L’entrepreneuse et militante infatigable de la lutte contre l’ultra fast-fashion a connu une série de revers en 2025, au niveau national comme européen. Pas de quoi entamer sa combativité et son franc-parler, qui lui valent d’être la personnalité de l’année pour 100 Transitions.
En 2025, Julia Faure a enfilé pas moins de trois casquettes – même si elle préfère sûrement le port du bonnet, made in France bien entendu. La coprésidente de Mouvement Impact France (organisation patronale engagée dans la transition durable) et cofondatrice de Loom (entreprise textile vertueuse créée en 2017) dirige également En Mode Climat, coalition d’acteurs du textile qui lutte pour réduire l’impact environnemental de la mode.
Un détour par son profil LinkedIn fait apparaître un détail amusant : entre 2012 et 2014, Julia Faure a travaillé pour Amazon, enchaînant deux postes entre la France et l’Espagne.
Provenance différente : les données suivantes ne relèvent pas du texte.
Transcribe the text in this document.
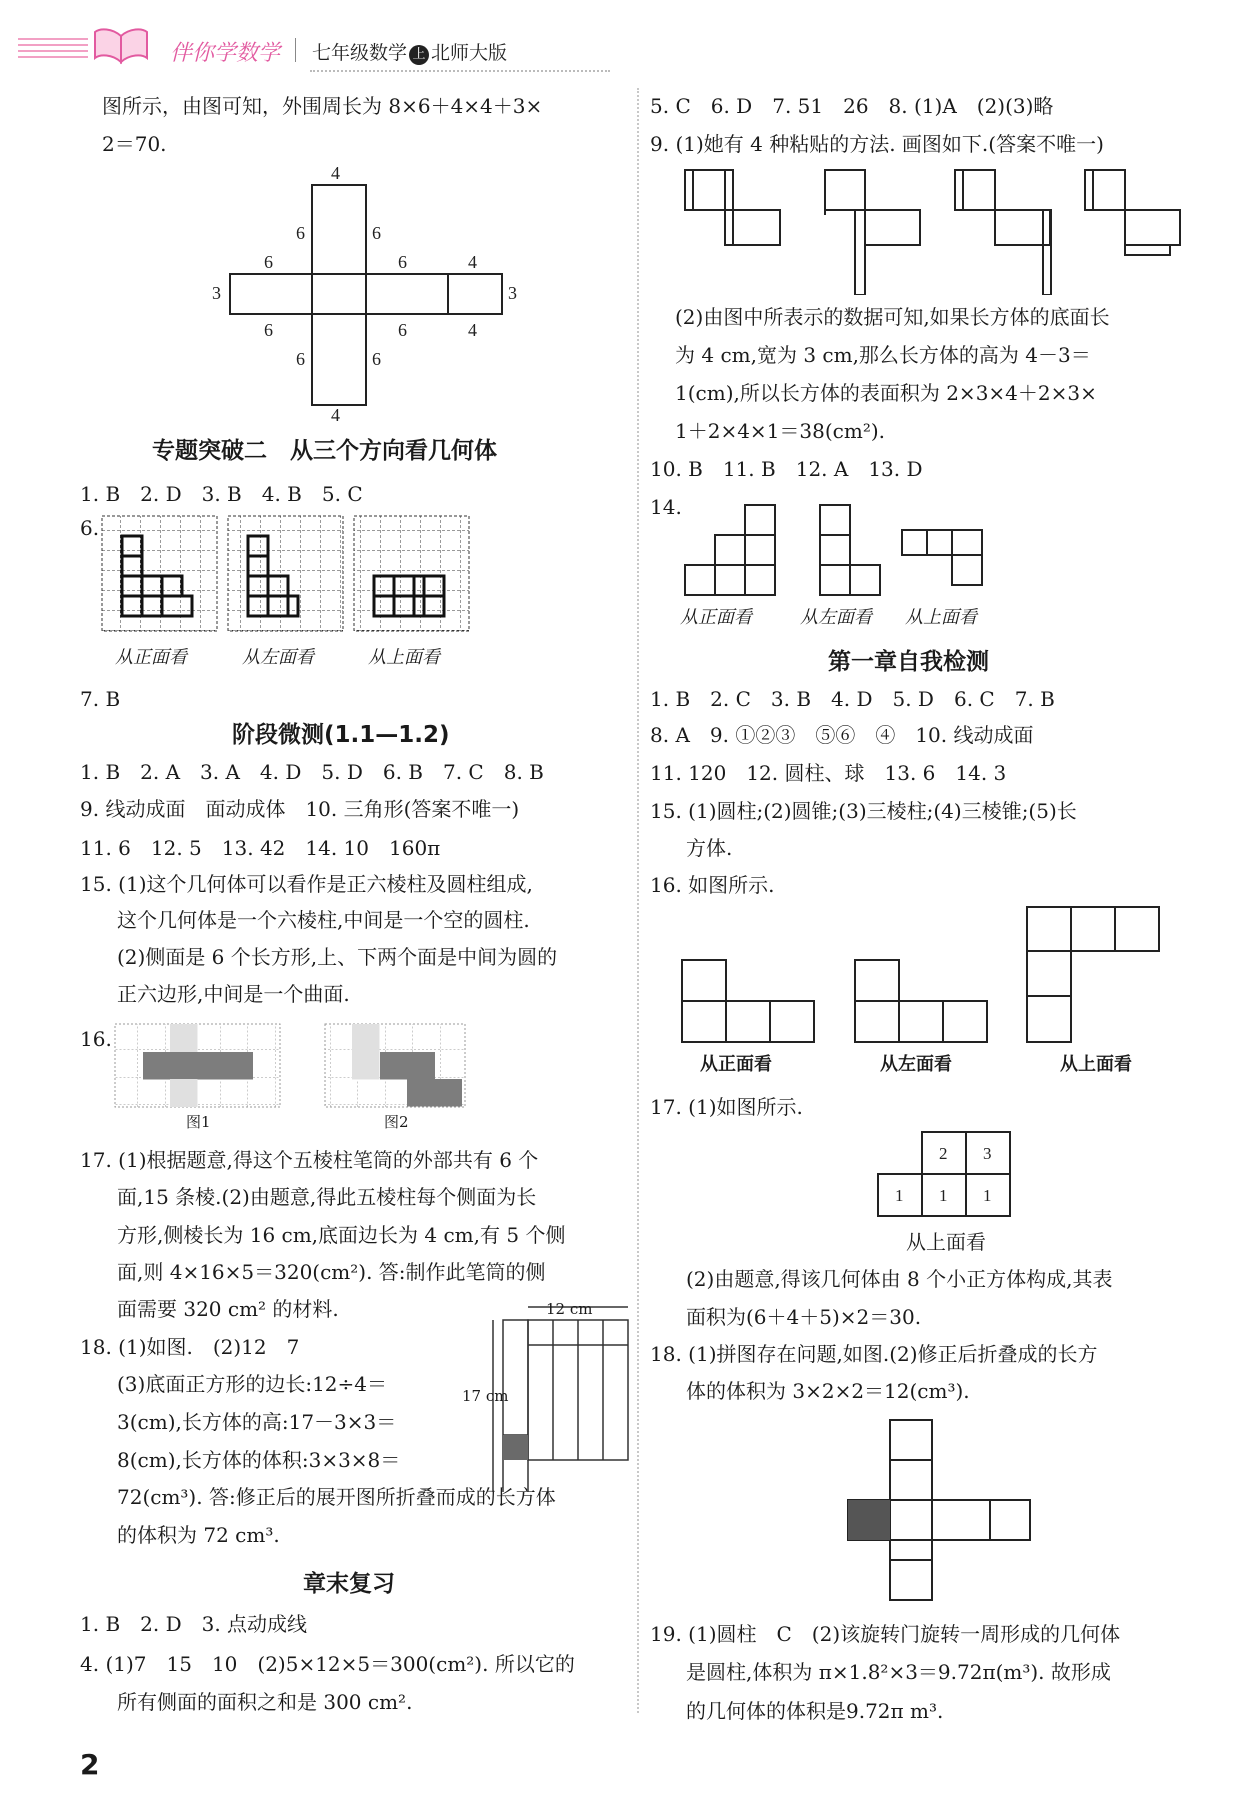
伴你学数学 七年级数学 上 北师大版
图所示，由图可知，外围周长为 8×6＋4×4＋3×
2＝70.
1. B　2. D　3. B　4. B　5. C
6.
7. B
1. B　2. A　3. A　4. D　5. D　6. B　7. C　8. B
9. 线动成面　面动成体　10. 三角形(答案不唯一)
11. 6　12. 5　13. 42　14. 10　160π
15. (1)这个几何体可以看作是正六棱柱及圆柱组成,
这个几何体是一个六棱柱,中间是一个空的圆柱.
(2)侧面是 6 个长方形,上、下两个面是中间为圆的
正六边形,中间是一个曲面.
16.
17. (1)根据题意,得这个五棱柱笔筒的外部共有 6 个
面,15 条棱.(2)由题意,得此五棱柱每个侧面为长
方形,侧棱长为 16 cm,底面边长为 4 cm,有 5 个侧
面,则 4×16×5＝320(cm²). 答:制作此笔筒的侧
面需要 320 cm² 的材料.
18. (1)如图.　(2)12　7
(3)底面正方形的边长:12÷4＝
3(cm),长方体的高:17－3×3＝
8(cm),长方体的体积:3×3×8＝
72(cm³). 答:修正后的展开图所折叠而成的长方体
的体积为 72 cm³.
1. B　2. D　3. 点动成线
4. (1)7　15　10　(2)5×12×5＝300(cm²). 所以它的
所有侧面的面积之和是 300 cm².
5. C　6. D　7. 51　26　8. (1)A　(2)(3)略
9. (1)她有 4 种粘贴的方法. 画图如下.(答案不唯一)
(2)由图中所表示的数据可知,如果长方体的底面长
为 4 cm,宽为 3 cm,那么长方体的高为 4－3＝
1(cm),所以长方体的表面积为 2×3×4＋2×3×
1＋2×4×1＝38(cm²).
10. B　11. B　12. A　13. D
14.
1. B　2. C　3. B　4. D　5. D　6. C　7. B
8. A　9. ①②③　⑤⑥　④　10. 线动成面
11. 120　12. 圆柱、球　13. 6　14. 3
15. (1)圆柱;(2)圆锥;(3)三棱柱;(4)三棱锥;(5)长
方体.
16. 如图所示.
17. (1)如图所示.
(2)由题意,得该几何体由 8 个小正方体构成,其表
面积为(6＋4＋5)×2＝30.
18. (1)拼图存在问题,如图.(2)修正后折叠成的长方
体的体积为 3×2×2＝12(cm³).
19. (1)圆柱　C　(2)该旋转门旋转一周形成的几何体
是圆柱,体积为 π×1.8²×3＝9.72π(m³). 故形成
的几何体的体积是9.72π m³.
专题突破二　从三个方向看几何体
阶段微测(1.1—1.2)
章末复习
第一章自我检测
4
6	6
6	6	4
3	3
6	6	4
6	6
4
从正面看	从左面看	从上面看
图1	图2
12 cm
17 cm
从正面看	从左面看 从上面看
从正面看	从左面看	从上面看
2 3
1 1 1
从上面看
2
En commentaire de ces deux fonctions sur son CV en ligne, elle écrit pour le premier : “là j’ai badé”. Pour le second : “là j’ai badé mais avec un meilleur salaire”. Ce mélange rafraîchissant de franchise et de recul a probablement permis à l’intéressée de supporter des moments douloureux au cours de l’année passée, tant 2025 a connu son lot de déconvenues : recul du devoir de vigilance au niveau européen, arrivée de l’entreprise symbole de l’ultra fast-fashion dans l’un des grands magasins parisiens, fermetures d’entreprises textiles hexagonales…
Incendie
“L’industrie textile française a tellement été affaiblie par la concurrence de la fast fashion et du marché dérégulé que nos entreprises tombent entre les mains de gens aux intentions douteuses”, soupire la cofondatrice de Loom à l’issue de cette année mouvementée. Et d’ajouter que “si le secteur allait bien, il n’y aurait pas de place pour les Frédéric Merlin [exploitant du BHV] ou les Michel Ohayon [entrepreneur soupçonné d’avoir détourné de l’argent des sociétés Go Sport, Gap France et Camaïeu]”.
À ses yeux, l’arrivée de Shein au BHV, emblématique magasin parisien de la rue de Rivoli, aura tout de même eu un avantage : faire réagir des personnalités politiques de tous bords. “Il a fallu que l’incendie touche les beaux quartiers pour que le monde politique réagisse. La récente fermeture de Safilin, une usine de filature de lin dans les Hauts-de-France, est mille fois plus grave que Shein au BHV, mais l’incendie est loin”, estime-t-elle.
Génération Rana Paza
Le vendredi 19 décembre, juste avant la trêve des confiseurs, le tribunal judiciaire de Paris rejetait la demande de l’État de suspendre pour trois mois la plateforme chinoise d’e-commerce – le gouvernement annonçait dans la foulée qu’il allait faire appel. “Interdire Shein, c’est bien mais ça ne règle pas le problème”, déclarait quelques jours plus tôt Julia Faure. “C’est comme agir uniquement sur les symptômes de la maladie. Il faut s’attaquer surtout à sa cause : un marché du vêtement mal régulé, qui favorise les entreprises aux pires pratiques.”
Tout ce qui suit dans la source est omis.